Nill is going to be faced with a few key developmental decisions early in his tenure. On the back end Nill is going to have to decide what to do with Jamie Oleksiak. Oleksiak is still developing, and likely will be for a long time given that he won't be able to drink until December of this year. With the big club this year Oleksiak was very up and down. He was alright defensively, but he really struggled to move the puck from his own end. However, after recording 33 points in 59 AHL games it wouldn't be difficult to construct an argument saying he is ready for NHL ice time.
Reilly Smith and Alex Chiasson both present Nill with interesting decisions. Both players now have one year of professional experience under their belts after succesful college careers. Chiasson scored a boatload of goals down the stretch, but he was a low possession player. Smith was the opposite. He consistently got the puck on net, but either just missed or suffered a good defensive play to thwart a number of goals. Both players seem like they should be ready for healthy levels of ice time in 2014, but whether or not they are ready to be counted on as primary offensive options is another question entirely.
The depth forwards are where Nill's decisions get interesting. Matt Fraser, Colton Sceviour, and Scott Glennie present different developmental issues. Fraser stepped into the lineup for a stretch after the trade deadline, but he was less than inspiring. He has nothing left to prove in the AHL. Do the Stars send him back for another AHL campaign, insert him into the lineup as a regular, or try to move him in a deal to get a center? Options A and C seem the most likely, with A leading in the clubhouse.
Sceviour and Glennie are two guys who had no future under Joe Nieuwendyk. They may not under Nill either, but at the very least they now have the opportunity to make a positive impression on a new administration. Sceviour has been a solid offensive contributor the past two seasons in the AHL, and is known for playing a solid two-way game. The Stars administration never gave him a shot in the NHL for whatever reason. Nill will be tasked with determining if the Stars have an inexpensive bottom six option waiting for the call, or if Nieuwendyk's staff made the right call by keeping Sceviour off of the NHL roster.
Glennie may be the most difficult call Nill will need to make. As a professional Glennie hasn't been very good. At some point he is going to have to develop a skill set capable of taking him to the NHL because his offensive game pretty clearly isn't what is going to carry him up the ladder. What does Nill do with him? No one in the organization needs a fresh start more than Glennie, but up to this point what has he done to show that he deserves a fresh start with the Stars organization in the first place?

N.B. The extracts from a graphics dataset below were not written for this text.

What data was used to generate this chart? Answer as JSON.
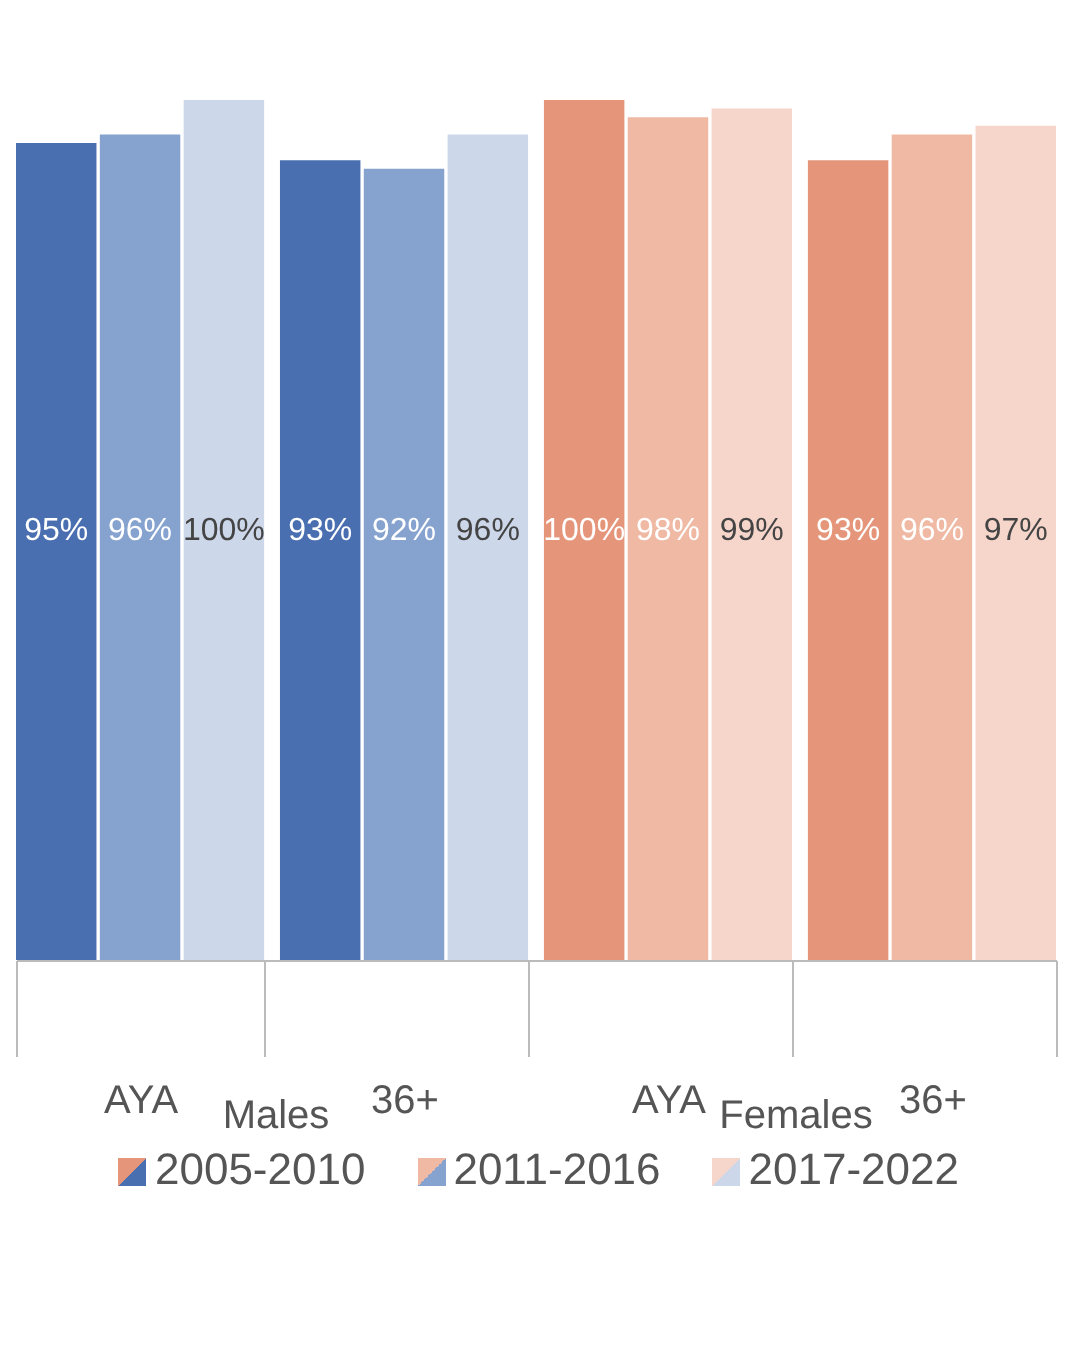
{
  "chart_data": {
    "type": "bar",
    "categories": [
      "AYA",
      "36+",
      "AYA",
      "36+"
    ],
    "annotations": [
      "Males",
      "Females"
    ],
    "series": [
      {
        "name": "2005-2010",
        "color": "#4a6fb0",
        "colors": [
          "#4a6fb0",
          "#4a6fb0",
          "#e5967a",
          "#e5967a"
        ],
        "values": [
          95,
          93,
          100,
          93
        ],
        "value_labels": [
          "95%",
          "93%",
          "100%",
          "93%"
        ]
      },
      {
        "name": "2011-2016",
        "color": "#86a2cf",
        "colors": [
          "#86a2cf",
          "#86a2cf",
          "#efb9a4",
          "#efb9a4"
        ],
        "values": [
          96,
          92,
          98,
          96
        ],
        "value_labels": [
          "96%",
          "92%",
          "98%",
          "96%"
        ]
      },
      {
        "name": "2017-2022",
        "color": "#ccd7ea",
        "colors": [
          "#ccd7ea",
          "#ccd7ea",
          "#f6d6cb",
          "#f6d6cb"
        ],
        "values": [
          100,
          96,
          99,
          97
        ],
        "value_labels": [
          "100%",
          "96%",
          "99%",
          "97%"
        ]
      }
    ],
    "legend": "bottom"
  }
}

Nill is going to have to determine if Glennie has a place in the organization at all. He isn't old by any means, but he is going to continue to be passed by prospects coming up the ladder. Do the Stars want to give him a fresh start and let him compete for fourth line minutes? Do the Stars want to use him as a healthy scratch instead of spending money to bring someone in from the outside? Do they just cut their losses and send him packing?
It wouldn't be entirely shocking to see most of this group on the NHL roster in 2014. Nill is going to need to determine how to best deploy the aforementioned players to maximize the success of the NHL club and development of the players in question. It's a big task, but one that Nill is uniquely qualified to carry out.